Dans Voués aux ténèbres, les humains maîtrisent la technique de la téléportation et ont entrepris de coloniser méthodiquement toutes les planètes situées dans un rayon défini. Cette expansion spatiale du genre humain (aucune forme de vie extraterrestre n'a été découverte à ce jour) s'appuie sur une doctrine religieuse, le culte des Ténèbres. Or, depuis quelques temps, les colons semblent prendre leurs distances par rapport à la Terre-mère, développent d'autres cultures, oublient leur religion et s'étendent de manière anarchique. Un prévôt, haut dignitaire des Ténèbres, tenu pour responsable de ces entorses au plan initial, est envoyé sur différentes planètes pour récolter des informations.

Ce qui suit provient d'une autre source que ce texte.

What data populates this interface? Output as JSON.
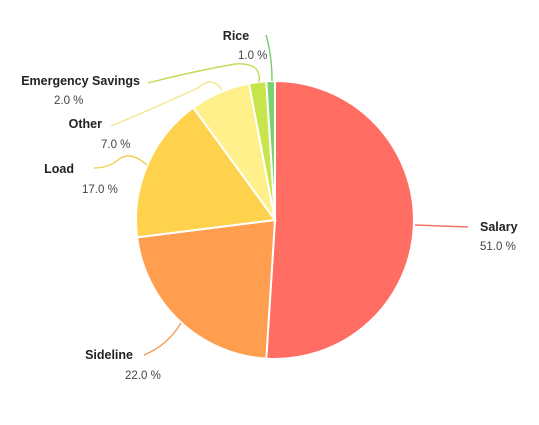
{
  "chart_data": {
    "type": "pie",
    "title": "",
    "slices": [
      {
        "name": "Salary",
        "value": 51.0,
        "label": "51.0 %",
        "color": "#FF6D63"
      },
      {
        "name": "Sideline",
        "value": 22.0,
        "label": "22.0 %",
        "color": "#FF9E4F"
      },
      {
        "name": "Load",
        "value": 17.0,
        "label": "17.0 %",
        "color": "#FFD24D"
      },
      {
        "name": "Other",
        "value": 7.0,
        "label": "7.0 %",
        "color": "#FFF08C"
      },
      {
        "name": "Emergency Savings",
        "value": 2.0,
        "label": "2.0 %",
        "color": "#C8E64C"
      },
      {
        "name": "Rice",
        "value": 1.0,
        "label": "1.0 %",
        "color": "#7BD46B"
      }
    ],
    "leader_colors": {
      "Salary": "#F0766A",
      "Sideline": "#F0A060",
      "Load": "#F2CD55",
      "Other": "#F4E592",
      "Emergency Savings": "#BEDC56",
      "Rice": "#79CC6E"
    }
  }
}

Après un début un peu long, cette novella prend son essor avec le départ du prévôt. Les planètes visitées sont autant d'occasions pour Silverberg de déployer sa capacité à créer des mondes. Mais l'intérêt principal réside dans l'évolution psychologique du prévôt, un personnage complexe et introverti.
En un autre pays est un hommage à La Saison des vendanges de Catherine L. Moore, une des histoires « culte » de la science-fiction (publiée dans Histoires de mirages et Histoires à ne pas lire la nuit, au Livre de Poche). Robert Silverberg reprend ici le lieu, l'époque et le contexte de cette nouvelle, en y ajoutant de nouveaux personnages et un point de vue différent.

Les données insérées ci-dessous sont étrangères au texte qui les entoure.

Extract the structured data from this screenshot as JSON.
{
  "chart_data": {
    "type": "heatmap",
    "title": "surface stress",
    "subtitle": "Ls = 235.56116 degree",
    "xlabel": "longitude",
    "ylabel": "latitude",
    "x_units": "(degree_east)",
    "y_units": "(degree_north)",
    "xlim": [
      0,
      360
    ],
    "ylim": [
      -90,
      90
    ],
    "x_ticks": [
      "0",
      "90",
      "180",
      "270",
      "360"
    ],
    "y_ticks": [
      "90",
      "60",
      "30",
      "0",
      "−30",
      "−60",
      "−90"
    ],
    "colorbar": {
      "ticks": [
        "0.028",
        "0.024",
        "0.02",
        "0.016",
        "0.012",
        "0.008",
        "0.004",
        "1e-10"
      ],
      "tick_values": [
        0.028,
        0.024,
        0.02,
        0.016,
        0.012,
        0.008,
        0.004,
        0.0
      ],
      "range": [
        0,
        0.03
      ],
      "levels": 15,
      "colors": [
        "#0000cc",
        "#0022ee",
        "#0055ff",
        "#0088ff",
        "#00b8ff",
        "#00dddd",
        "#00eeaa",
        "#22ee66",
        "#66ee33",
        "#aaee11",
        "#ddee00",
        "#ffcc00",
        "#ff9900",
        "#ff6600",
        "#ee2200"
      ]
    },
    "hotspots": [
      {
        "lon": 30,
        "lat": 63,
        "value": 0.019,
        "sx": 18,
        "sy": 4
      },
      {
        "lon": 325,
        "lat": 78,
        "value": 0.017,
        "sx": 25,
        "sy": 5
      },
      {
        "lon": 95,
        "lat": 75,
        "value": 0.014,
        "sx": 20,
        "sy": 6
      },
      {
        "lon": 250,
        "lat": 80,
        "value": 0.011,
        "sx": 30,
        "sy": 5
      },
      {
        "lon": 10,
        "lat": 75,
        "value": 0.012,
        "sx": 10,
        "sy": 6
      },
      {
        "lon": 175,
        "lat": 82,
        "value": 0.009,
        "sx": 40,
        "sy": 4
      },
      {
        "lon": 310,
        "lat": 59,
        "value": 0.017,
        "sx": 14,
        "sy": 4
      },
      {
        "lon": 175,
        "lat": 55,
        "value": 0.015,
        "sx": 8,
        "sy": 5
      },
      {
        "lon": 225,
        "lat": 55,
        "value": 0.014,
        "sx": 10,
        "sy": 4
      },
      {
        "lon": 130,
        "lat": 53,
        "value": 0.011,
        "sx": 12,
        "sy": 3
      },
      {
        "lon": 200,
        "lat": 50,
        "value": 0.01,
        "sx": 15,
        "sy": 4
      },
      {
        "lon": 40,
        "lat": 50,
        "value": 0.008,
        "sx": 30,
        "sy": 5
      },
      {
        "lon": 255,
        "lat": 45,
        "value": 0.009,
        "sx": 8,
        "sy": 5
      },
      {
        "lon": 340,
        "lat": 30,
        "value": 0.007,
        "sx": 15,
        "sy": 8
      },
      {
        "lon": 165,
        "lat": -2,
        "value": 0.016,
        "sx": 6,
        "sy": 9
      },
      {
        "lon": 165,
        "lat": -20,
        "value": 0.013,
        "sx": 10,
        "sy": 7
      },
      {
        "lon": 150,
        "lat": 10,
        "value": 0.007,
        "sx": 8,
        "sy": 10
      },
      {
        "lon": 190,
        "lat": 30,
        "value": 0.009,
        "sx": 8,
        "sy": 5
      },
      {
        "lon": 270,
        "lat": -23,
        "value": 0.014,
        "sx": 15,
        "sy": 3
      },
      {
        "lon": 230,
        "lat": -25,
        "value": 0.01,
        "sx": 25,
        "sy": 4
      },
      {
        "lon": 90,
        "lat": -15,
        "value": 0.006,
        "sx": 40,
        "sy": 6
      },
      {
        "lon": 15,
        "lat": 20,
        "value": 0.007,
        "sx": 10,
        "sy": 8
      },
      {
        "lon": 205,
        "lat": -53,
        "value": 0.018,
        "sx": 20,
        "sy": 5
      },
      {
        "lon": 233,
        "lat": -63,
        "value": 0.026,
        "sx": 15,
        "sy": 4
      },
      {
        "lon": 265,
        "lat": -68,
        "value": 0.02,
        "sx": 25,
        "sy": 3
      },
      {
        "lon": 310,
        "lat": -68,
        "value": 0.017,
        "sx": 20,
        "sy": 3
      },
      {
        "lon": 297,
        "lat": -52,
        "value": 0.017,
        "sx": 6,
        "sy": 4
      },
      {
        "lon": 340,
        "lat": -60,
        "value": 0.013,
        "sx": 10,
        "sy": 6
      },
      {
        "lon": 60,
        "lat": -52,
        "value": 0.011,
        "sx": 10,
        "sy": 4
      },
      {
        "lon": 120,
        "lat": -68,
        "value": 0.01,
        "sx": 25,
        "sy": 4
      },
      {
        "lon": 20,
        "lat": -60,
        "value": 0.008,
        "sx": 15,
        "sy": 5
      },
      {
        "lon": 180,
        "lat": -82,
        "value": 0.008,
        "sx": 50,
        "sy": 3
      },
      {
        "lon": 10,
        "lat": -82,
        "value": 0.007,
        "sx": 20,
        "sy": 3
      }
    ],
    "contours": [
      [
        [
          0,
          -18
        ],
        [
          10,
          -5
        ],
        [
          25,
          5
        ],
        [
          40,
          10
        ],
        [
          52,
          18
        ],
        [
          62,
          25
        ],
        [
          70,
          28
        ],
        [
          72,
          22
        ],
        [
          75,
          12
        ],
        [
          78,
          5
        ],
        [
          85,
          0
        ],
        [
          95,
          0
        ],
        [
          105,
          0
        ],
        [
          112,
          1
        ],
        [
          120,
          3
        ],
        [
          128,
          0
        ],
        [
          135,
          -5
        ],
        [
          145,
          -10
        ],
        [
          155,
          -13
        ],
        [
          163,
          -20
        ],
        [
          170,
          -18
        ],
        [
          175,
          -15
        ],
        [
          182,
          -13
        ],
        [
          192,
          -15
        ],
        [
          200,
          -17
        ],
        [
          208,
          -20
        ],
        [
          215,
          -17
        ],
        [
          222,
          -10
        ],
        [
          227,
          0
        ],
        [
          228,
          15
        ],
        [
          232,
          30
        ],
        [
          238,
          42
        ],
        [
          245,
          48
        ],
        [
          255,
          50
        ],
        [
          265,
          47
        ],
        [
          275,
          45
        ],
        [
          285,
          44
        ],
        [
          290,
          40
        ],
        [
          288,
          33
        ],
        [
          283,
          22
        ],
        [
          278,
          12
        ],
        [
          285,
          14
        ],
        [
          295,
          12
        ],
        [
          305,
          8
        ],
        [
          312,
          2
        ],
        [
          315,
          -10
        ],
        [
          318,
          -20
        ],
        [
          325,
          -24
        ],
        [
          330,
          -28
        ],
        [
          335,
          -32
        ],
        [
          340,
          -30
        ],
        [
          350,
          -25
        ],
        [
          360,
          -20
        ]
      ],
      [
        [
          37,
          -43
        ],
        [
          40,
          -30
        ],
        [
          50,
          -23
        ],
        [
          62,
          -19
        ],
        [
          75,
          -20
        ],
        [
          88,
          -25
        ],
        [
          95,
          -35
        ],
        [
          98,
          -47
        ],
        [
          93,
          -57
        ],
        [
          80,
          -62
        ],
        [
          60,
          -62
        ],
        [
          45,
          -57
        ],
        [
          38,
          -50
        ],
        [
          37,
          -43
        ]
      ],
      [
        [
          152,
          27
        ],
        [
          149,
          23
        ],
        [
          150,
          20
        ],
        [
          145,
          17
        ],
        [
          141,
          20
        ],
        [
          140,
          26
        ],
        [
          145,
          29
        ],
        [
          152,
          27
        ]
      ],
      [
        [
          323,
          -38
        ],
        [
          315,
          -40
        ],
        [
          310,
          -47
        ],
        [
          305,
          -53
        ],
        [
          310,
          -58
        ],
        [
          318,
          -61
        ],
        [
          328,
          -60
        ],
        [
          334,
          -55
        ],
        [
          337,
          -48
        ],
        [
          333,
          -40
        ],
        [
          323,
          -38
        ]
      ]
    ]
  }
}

Dans un futur lointain, où la civilisation est parvenue à son apogée, le comble du chic pour les humains oisifs et décadents est de visiter le passé, à certains points clés de son histoire. L'une des escales de leur parcours est la fin du xxe siècle, juste avant la chute d'une météorite et l'arrivée d'une épidémie qui vont décimer la population mondiale. Parmi les voyageurs temporels, Thimiroi se désolidarise de ses compagnons de voyage et part seul à la découverte de ce monde condamné.
En un autre pays est une brillante reprise qui nous replonge dans la magie de l'univers esquissé par C. L. Moore. Il s'agit plutôt d'un prolongement, comme si Silverberg dévoilait la face cachée de la nouvelle originelle, sans la trahir pour autant. Le changement de point de vue en particulier apporte beaucoup : ici, tout est vu par les yeux d'un voyageur temporel, tandis que C. L. Moore avait choisi de tout décrire du point de vue d'un contemporain. Dans les deux cas, il y a une fascination pour l'étrangeté de l'autre, et une chute pleine d'émotion.
Dans Né avec les morts, la dernière novella du recueil, Jorge Klein cherche par tous les moyens à atteindre sa femme, Sybille, décédée et ressuscitée depuis quelques années. Mais tout contact entre les morts et les vivants est strictement interdit ; les morts ont créé leurs propres villes, dans lesquelles ils vivent reclus. Et la mort change le caractère des ressuscités. Malgré tout cela, Jorge se persuade qu'il reste un peu de la personnalité de son ancienne femme dans le zombie qu'elle est devenue.
Voici une vision originale de la mort, et du fossé qu'elle creuse avec les vivants. Dans cet univers, deux mondes coexistent sans se comprendre, et peu à peu celui des morts semble envahir celui des vivants.
Tout au long de ce recueil, on retrouve, déclinée de trois manières différentes, les notions de changement radical, de remise en cause de toutes ses valeurs. Silverberg analyse minutieusement les réactions de ses personnages face aux nouvelles situations et poursuit son exploration de ses thèmes obsessionnels, la solitude et la métamorphose.